Daboia: A vivid BMW K75 cafe racer from Matteucci Garage
There are pros and cons to picking a K-Series BMW as a custom donor. On the up side, Ks are more readily available than their immensely popular boxer-powered stablemates, and cost less. But on the down side, they’re almost terminally ugly.
To turn a K75 into something truly attractive, you need to deal with a plethora of parts that are all visually awkward. From the fuel tank to the frame, the K75 has more angles than a geometry paper—and it takes a keen eye and crafty thinking to navigate around them.
Marco Matteucci of Montegranaro in Italy clearly has the edge. He has a background as a photographer and designer, so aesthetics rank high on his list. And he’s taken the gawky late-80s BMW K75 and turned it into a slick cafe racer with a molto fresco color scheme.
Marco is a fan of the ‘less is more’ ethos, so he set out to totally transform the K while still leaving parts like the stock tank, radiator shrouds and wheels intact. He focused on the rear, with a radical reworking of the K75’s subframe.
The tailpiece you’re looking at was hand-shaped from aluminum, and tapered off to resemble the head of the snake. (Hence the bike’s nickname: ‘Daboia,’ which is a genus of venomous vipers.)
Marco took the concept further by embedding twin LED tail lights as ‘eyes.’ Then he set out to emphasize the look even more, with a pair of arrow-shaped LED turn signals, hand-formed from a block of acrylic material.
The new subframe also has a revised mounting point for the upgraded Öhlins rear shock—a deliberate move to create more visual space. With the revised geometry, Marko had to experiment with different springs to get it to perform well.

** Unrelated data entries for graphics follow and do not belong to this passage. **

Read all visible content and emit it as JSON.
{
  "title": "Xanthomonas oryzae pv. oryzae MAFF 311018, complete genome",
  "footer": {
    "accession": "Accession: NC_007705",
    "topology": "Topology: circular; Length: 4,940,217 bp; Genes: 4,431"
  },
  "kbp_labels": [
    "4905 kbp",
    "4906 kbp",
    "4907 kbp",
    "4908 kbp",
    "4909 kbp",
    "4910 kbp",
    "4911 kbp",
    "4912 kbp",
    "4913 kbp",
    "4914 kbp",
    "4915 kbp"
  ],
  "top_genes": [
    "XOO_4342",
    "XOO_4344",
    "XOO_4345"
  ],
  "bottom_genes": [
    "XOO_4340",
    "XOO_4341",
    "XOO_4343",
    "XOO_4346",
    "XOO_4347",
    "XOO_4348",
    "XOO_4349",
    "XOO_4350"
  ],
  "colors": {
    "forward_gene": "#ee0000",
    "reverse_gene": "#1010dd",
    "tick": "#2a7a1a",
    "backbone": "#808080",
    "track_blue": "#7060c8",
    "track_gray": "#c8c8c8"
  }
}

The wheels are stock, and shod with Metzeler Roadtec sport touring tires. There’s a twin Brembo brake setup with 320 mm discs up front, along with a set of Öhlins upside-down forks.
There’s a lot going on in the K’s updated cockpit. Marco installed an LED headlight on custom brackets, with a new Acewell digital speedo up top. Then he shaped a small aluminum cowl to tie it all together.
The handlebars are one-off direct-mount units, with an arch that curves ‘around’ the bottom of the speedo. Their mounts are hard to spot from most angles, giving them the appearance of floating above the triple clamp. Marco kept the stock switches but swapped out the grips, and modified the right side’s housing to interface with the Brembo master cylinder.
There are tons of smaller details to absorb too. You’ll spot a relocated ignition key, and an interesting ‘quick access’ fuse box, both embedded in the now defunct air box (the bike runs with pod filters now).
Marco also did some re-wiring, and shaped another set of LED turn signals to hide in the front of the radiator shrouds.
The K75’s new livery is straight out of the 80s, and is a total knockout. The tail, radiator shrouds, wheels and frames all wear a petrol blue. But the tank is especially neat, and was given a multilayered finish—with some layers deliberately distressed before everything was given a matte clear coat.
Finishing touches include a set of Matteucci Garage/BMW roundels on the tank, and a stunning Kudu leather seat cover with two-tone stitching. (Kudu is a type of antelope found in South Africa, popular for its meat and hide.)
Marco’s done the near-impossible: made the K75 look really good, while still keeping parts that usually make it look really bad. Add in a wacky color combo that actually works, and you have a winner.